Tuesday, January 03, 2006

I'll be there for you

Friends. Either a once-funny sitcom that eventually became so smug that it even made the old funny episodes seem unfunny, or something that's been on my mind a whole lot lately. Nothing focuses your mind on what you have in your life or, more specifically, who you have in your life, than being about to leave it all behind you. Well, not my life hopefully [although the troubling question of Aussie spiders is not an issue I've yet raised here], but leaving your country, your job, your security and all that is familiar.

It's been really bugging me that I've neglected a few people over the last 18 months or so, particularly since we made the decision to go to Oz. Just not getting in touch with people I care about, who are friends, who I don't want to let go of just yet thankyou, despite the fact that I'll be ten-and-a-half thousand miles away [that's about 17,000 km in that new-fangled foreign measurement they use there] in about two weeks. Bugging me because I'm pretty hard on myself a lot of the time, certainly, but also because I don't want to leave with unfinished business, with regrets. Bugging me enough to start writing this at 6 a.m. as the wheels of my mind grind and shudder to a start.

I want to go to Oz with a clear conscience, with something to build on, if that doesn't sound either too pretentious or too callous. I don't mean I'll have better relationships with Aussies, but there's something psychological happening deep down that means I can't leave on a sour note and just go, although that would in some ways be easier, notwithstanding the fairly obvious denial and complex issues to deal with in the future. People just slip away, off the radar and into the ether [apologies for the mixed metaphors], and the thought frightens me at the moment. It's like a sort of anticipatory grief.

There were things that happened over the last 2 years that really affected my confidence and self-esteem, and made me withdraw from just about everyone for a time. I got a bit depressed, and TV became my friend. Some people were oblivious to my withdrawal and just carried on regardless, not seeming to realise that I never reciprocated by getting in touch with them in return, but others just slipped away. I'm thankful for the former group, as they made things easier in the long run, but am really sorry about the latter. In retrospect it seems easy: just give them a call once in a while, see how they'e doing, catch up, get back in the routine. But when you've been out of touch for some time, the longer it gets the harder it is.

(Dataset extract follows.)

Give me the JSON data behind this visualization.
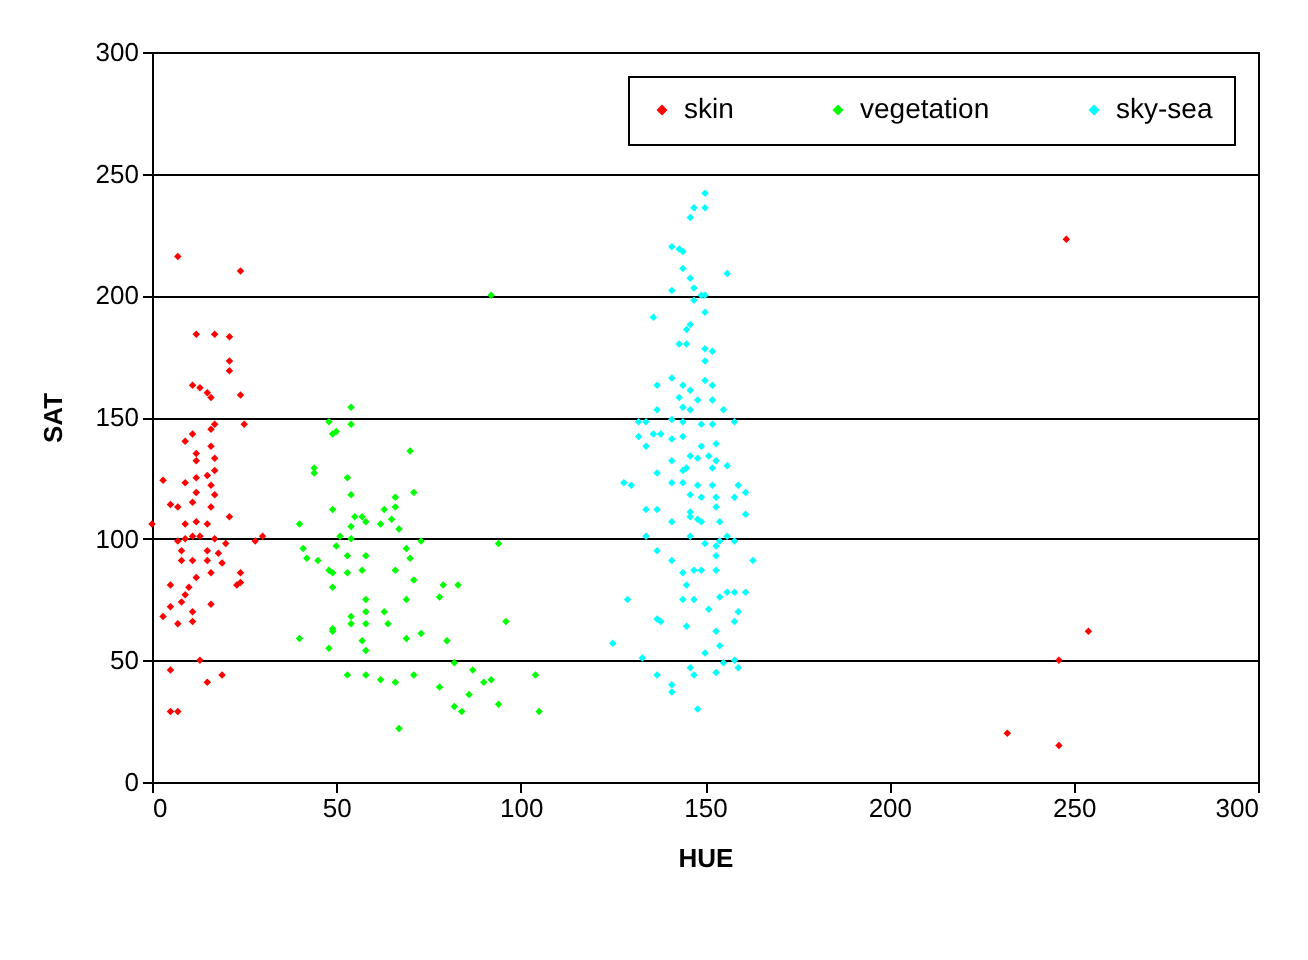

I guess it comes down to fear of rejection, although in the cold light of day it's hard to imagine that someone I've known for a long time would say, no, you're out of my life, see ya. But even that knowledge doesn't really seem to help somehow. It seems like the old joke: you stop the car and the bloke you ask for directions says "The football ground? Oo, no, you can't get there from here; you'd be better starting from somewhere else." I swear that happended to me once in Carlisle, and it's silly, but somehow you just know what he means.

So what am I getting at here? Well, I guess all I'm doing is some sort of cathartis, trying to express and come to terms with the rollercoaster of feelings that this organisational nightmare is constantly bringing up, and find some peace, some resolution. The nature of friendships can be either fleeting or permanent, as circumstances change, but it's something we depend on at times in our lives to be stable and definite. People come and people go, but some people you just don't want to let go of. Ever.

Having spent a lovely couple of days with James & PJ up in Grassington last week, some of this started to really hit home. We planned for them to come to see us in Melbourne: this was something we needed to do, to mutually express the permanence of our friendship. It most likely won't happen for another 12 months, more likely 15 months from now. But that's a long time when your god-daughter is [nearly] two years old, and Robert, their 3 month old will be nearly as old as Trinity is now when we next see them. If we hadn't have had the conversation, I'm sure we'd still keep in touch and that they would still be visiting in early 2007, but we needed to set down some definite plans, to mark out our territory, our joint ownership of this thing we call friendship.

As James said shortly before we left last Friday, it could get a bit "dusty" at the farewell party. I'm already practising my British stiff upper lip. But it's already starting to wobble.